Crucially, this translated into 85 per cent improvement in movement and sensation. These dramatic effects were observed following only three days of treatment with AZD1236, starting within 24 hours post-injury. Within three weeks, the AZD1236-treated animals showed unprecedented recovery, while controls still showed significant deficits at six weeks post-injury, the statement added.

It further stated that one of the key drivers of SCI secondary damage is breakdown of the Blood-Spinal Cord Barrier (BSCB). This results in oedema (excess fluid build-up around the spinal cord) and triggers an inflammatory response that can ultimately hinder the healing process, and lead to nerve cell death.

AZD1236 is a potent and selective inhibitor of two enzymes, MMP-9 and MMP-12, which are implicated in the inflammatory process, the statement further noted.

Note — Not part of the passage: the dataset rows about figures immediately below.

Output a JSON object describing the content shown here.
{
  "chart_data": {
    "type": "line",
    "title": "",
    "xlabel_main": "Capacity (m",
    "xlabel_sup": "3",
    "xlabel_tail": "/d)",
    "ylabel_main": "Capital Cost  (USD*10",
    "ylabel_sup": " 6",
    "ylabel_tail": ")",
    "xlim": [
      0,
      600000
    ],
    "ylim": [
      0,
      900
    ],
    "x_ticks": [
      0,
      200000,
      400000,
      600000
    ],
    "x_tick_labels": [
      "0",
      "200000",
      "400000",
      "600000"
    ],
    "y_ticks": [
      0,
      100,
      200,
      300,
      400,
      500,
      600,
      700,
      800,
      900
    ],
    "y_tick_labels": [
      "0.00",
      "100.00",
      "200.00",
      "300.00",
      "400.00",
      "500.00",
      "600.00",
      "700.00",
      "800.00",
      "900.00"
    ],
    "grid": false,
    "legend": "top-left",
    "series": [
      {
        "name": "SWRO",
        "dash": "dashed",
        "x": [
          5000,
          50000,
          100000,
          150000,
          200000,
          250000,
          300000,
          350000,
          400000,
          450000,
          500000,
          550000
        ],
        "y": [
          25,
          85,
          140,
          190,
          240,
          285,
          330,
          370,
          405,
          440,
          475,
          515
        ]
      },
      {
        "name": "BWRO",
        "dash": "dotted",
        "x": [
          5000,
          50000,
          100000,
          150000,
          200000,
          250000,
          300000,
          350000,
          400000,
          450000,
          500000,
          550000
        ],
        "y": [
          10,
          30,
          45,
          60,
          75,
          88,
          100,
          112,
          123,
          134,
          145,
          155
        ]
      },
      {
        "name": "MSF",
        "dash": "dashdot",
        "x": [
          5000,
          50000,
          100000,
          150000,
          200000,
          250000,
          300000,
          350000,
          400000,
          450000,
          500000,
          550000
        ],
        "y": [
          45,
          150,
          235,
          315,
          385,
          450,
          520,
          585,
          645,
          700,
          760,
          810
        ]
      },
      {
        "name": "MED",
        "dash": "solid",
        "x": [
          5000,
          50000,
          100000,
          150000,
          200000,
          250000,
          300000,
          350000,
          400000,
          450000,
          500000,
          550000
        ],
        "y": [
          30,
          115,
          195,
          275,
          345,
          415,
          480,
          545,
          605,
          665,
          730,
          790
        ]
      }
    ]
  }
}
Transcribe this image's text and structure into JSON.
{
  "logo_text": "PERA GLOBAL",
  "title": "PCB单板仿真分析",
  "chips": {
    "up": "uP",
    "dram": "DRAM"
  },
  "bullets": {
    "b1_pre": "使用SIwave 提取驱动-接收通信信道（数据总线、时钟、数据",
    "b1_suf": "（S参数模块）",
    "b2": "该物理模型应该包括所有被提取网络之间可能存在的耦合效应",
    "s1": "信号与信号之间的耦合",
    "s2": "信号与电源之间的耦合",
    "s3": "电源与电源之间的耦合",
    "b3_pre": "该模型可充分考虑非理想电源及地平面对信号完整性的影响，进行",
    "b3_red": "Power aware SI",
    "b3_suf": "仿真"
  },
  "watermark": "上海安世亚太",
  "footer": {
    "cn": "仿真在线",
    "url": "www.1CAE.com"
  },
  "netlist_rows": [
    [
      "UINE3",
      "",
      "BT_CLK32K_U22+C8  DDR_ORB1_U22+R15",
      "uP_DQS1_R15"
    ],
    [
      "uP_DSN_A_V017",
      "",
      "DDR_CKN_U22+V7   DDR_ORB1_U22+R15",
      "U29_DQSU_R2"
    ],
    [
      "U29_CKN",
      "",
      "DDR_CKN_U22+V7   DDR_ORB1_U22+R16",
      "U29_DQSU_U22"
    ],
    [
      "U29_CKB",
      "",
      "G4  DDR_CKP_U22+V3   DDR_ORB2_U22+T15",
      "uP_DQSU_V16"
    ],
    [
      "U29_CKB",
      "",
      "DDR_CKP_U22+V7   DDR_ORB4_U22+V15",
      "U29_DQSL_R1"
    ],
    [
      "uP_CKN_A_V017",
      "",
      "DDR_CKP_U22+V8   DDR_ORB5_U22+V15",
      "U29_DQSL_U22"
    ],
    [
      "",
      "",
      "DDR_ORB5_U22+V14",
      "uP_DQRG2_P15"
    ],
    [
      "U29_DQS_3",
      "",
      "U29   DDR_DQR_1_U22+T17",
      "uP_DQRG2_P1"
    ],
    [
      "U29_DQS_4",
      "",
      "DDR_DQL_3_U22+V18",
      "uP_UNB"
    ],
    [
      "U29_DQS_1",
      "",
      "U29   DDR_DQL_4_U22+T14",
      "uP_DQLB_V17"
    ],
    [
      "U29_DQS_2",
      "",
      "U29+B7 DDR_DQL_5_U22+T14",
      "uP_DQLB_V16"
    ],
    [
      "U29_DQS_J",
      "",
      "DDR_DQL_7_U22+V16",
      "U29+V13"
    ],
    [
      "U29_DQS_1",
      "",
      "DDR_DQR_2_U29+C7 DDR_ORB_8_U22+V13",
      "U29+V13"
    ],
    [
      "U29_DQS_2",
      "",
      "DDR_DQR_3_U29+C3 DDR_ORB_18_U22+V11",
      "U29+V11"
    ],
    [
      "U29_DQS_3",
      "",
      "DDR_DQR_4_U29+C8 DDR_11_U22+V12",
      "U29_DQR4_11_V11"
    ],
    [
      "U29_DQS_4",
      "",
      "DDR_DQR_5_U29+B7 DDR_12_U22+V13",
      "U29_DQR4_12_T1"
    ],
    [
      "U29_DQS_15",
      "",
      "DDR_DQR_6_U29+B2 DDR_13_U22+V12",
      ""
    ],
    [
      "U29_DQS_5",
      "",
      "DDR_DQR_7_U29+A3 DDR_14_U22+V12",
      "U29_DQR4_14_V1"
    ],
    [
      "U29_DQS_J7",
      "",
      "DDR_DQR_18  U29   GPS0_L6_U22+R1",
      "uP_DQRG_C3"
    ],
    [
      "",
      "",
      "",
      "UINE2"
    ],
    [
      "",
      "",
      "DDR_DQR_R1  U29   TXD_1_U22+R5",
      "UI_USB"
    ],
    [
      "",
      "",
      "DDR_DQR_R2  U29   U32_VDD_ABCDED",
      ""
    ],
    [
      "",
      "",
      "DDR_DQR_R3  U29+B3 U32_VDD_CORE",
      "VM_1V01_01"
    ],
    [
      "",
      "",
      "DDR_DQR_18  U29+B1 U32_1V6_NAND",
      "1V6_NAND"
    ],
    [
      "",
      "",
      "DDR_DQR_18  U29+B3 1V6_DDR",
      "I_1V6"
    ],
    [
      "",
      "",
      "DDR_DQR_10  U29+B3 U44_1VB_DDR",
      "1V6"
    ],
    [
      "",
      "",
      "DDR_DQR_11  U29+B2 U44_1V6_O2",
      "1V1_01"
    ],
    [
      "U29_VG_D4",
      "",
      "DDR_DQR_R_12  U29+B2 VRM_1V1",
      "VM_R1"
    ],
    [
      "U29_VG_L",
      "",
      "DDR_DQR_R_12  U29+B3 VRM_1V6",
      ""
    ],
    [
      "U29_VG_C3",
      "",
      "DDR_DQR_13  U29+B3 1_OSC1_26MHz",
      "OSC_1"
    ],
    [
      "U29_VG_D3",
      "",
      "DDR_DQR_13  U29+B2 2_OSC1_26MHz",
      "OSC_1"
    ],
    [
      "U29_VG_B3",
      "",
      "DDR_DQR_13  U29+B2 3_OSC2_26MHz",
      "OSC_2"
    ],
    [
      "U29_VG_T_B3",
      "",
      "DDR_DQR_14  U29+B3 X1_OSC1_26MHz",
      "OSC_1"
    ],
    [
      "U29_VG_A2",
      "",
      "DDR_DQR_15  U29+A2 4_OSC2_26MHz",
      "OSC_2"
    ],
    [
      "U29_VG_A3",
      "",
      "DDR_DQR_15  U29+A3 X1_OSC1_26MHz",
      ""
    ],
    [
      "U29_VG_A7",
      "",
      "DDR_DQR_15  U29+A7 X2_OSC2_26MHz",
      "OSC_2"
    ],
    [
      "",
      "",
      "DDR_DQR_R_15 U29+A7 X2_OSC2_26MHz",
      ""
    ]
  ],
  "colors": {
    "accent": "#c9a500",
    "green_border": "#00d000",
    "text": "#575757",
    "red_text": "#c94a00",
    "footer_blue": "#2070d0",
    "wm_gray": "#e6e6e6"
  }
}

The researchers demonstrated that AZD1236 halts SCI-induced oedema, and reduces BSCB breakdown and scarring at the site of the injury. They also examined the effect of AZD1236 dosing on MMP-9 and MMP-12 activity in both the bloodstream and cerebrospinal fluid, which surrounds the spinal cord. Here, they demonstrated significant suppression of enzyme activity after both oral dosing, and intrathecal dosing (injection into the spinal canal). Oral dosing reduced enzyme activity by 90 per cent in serum, and 69-74 per cent in the cerebrospinal fluid. Unsurprisingly, intrathecal injection delivered higher levels (88-90 per cent) of suppression in the cerebrospinal fluid, the statement notified.

Further studies showed the AZD1236 supressed the formation of pro-inflammatory cytokines (molecules that are known to contribute to the development of long-lasting neuropathic pain, which often follows SCI) by 85-95 per cent. AZD1236 was also found to be 82 per cent more effective at alleviating SCI-induced neuropathic pain sensitivity to cold, heat and touch when compared to currently-used pain medications such as pregabalin (Lyrica) and gabapentin, as per the statement.

Professor Ahmed commented in the statement, “There is currently no reparative drug available for SCI patients, treatments only provide symptomatic relief and do not tackle the underlying molecular mechanisms that cause or contribute to oedema and Blood-Spinal Cord Barrier breakdown. This drug has the potential to be a first-in-class treatment against some of the key pathological drivers of SCI and could revolutionise the prospects for recovery of SCI patients.”

The University of Birmingham Enterprise has filed a patent application covering selective combined inhibition activity or expression of both matrix metalloproteinase MMP-9 (gelatinase B) and MMP-12 (macrophage metalloelastase) after SCI or related injury to neurological tissue. It is now seeking investors and partners to take this therapeutic to clinical trials, the statement concluded.